PySpark Date Exmple
PySpark date in string to date type conversion example. How you can use python sql functions like datediff
to calculate the differences in days.
from pyspark.sql import SparkSession
import findspark
findspark.init()
spark = SparkSession \
.builder.appName("Releational operations") \
.config("spark.sql.legacy.timeParserPolicy","LEGACY") \
.getOrCreate()
sc = spark.sparkContext
# sel the log leve
sc.setLogLevel('ERROR')
Create a table with set of dates which are StringType
:
from pyspark.sql import Row
MyDate = Row('name', 'a_date', 'b_date')
df = spark.createDataFrame([
MyDate('A', '2021-02-10', '2021-06-10')
, MyDate('B', '2021-02-11', '2022-02-11')
])
df.show()
[Stage 0:> (0 + 1) / 1]
+----+----------+----------+
|name| a_date| b_date|
+----+----------+----------+
| A|2021-02-10|2021-06-10|
| B|2021-02-11|2022-02-11|
+----+----------+----------+
Display the data types and notice that both the columns(a_date
,
b_date
) are string type.
df.dtypes
[('name', 'string'), ('a_date', 'string'), ('b_date', 'string')]

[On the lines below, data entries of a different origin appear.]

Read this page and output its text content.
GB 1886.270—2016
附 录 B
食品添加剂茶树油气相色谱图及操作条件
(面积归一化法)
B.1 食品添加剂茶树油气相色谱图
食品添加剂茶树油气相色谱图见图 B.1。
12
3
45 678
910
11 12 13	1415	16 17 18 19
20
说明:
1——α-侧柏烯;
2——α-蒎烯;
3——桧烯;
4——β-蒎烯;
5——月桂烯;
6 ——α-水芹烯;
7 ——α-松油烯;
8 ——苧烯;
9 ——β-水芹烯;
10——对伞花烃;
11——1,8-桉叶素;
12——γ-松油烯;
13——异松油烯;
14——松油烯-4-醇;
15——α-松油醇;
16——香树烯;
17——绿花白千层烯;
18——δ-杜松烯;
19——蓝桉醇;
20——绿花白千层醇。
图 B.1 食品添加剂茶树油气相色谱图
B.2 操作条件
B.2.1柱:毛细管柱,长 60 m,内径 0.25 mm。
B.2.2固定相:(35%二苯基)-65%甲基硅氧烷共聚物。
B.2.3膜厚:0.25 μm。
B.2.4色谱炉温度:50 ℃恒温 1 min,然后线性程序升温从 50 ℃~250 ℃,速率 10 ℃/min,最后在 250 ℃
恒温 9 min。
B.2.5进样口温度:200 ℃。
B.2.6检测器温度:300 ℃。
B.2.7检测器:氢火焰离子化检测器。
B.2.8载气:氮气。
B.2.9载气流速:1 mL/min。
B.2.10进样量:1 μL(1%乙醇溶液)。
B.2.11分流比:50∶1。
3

Now change the string type date columns to date type
from pyspark.sql.functions import to_date
df = df.withColumn('a_date', to_date('a_date','yyyy-MM-dd'))
df = df.withColumn('b_date', to_date('b_date','yyyy-MM-dd'))
df.dtypes
[('name', 'string'), ('a_date', 'date'), ('b_date', 'date')]
df.show()
+----+----------+----------+
|name| a_date| b_date|
+----+----------+----------+
| A|2021-02-10|2021-06-10|
| B|2021-02-11|2022-02-11|
+----+----------+----------+
Find the days of differences between b_date
and a_date
and record
that results in the date_diff
column.
from pyspark.sql.functions import col, datediff, current_date, abs
df.withColumn('date_diff', abs(datediff( col('b_date'), current_date() ))) \
.filter(col('date_diff') > 2).show()
+----+----------+----------+---------+
|name| a_date| b_date|date_diff|
+----+----------+----------+---------+
| A|2021-02-10|2021-06-10| 266|
| B|2021-02-11|2022-02-11| 20|
+----+----------+----------+---------+
spark.stop()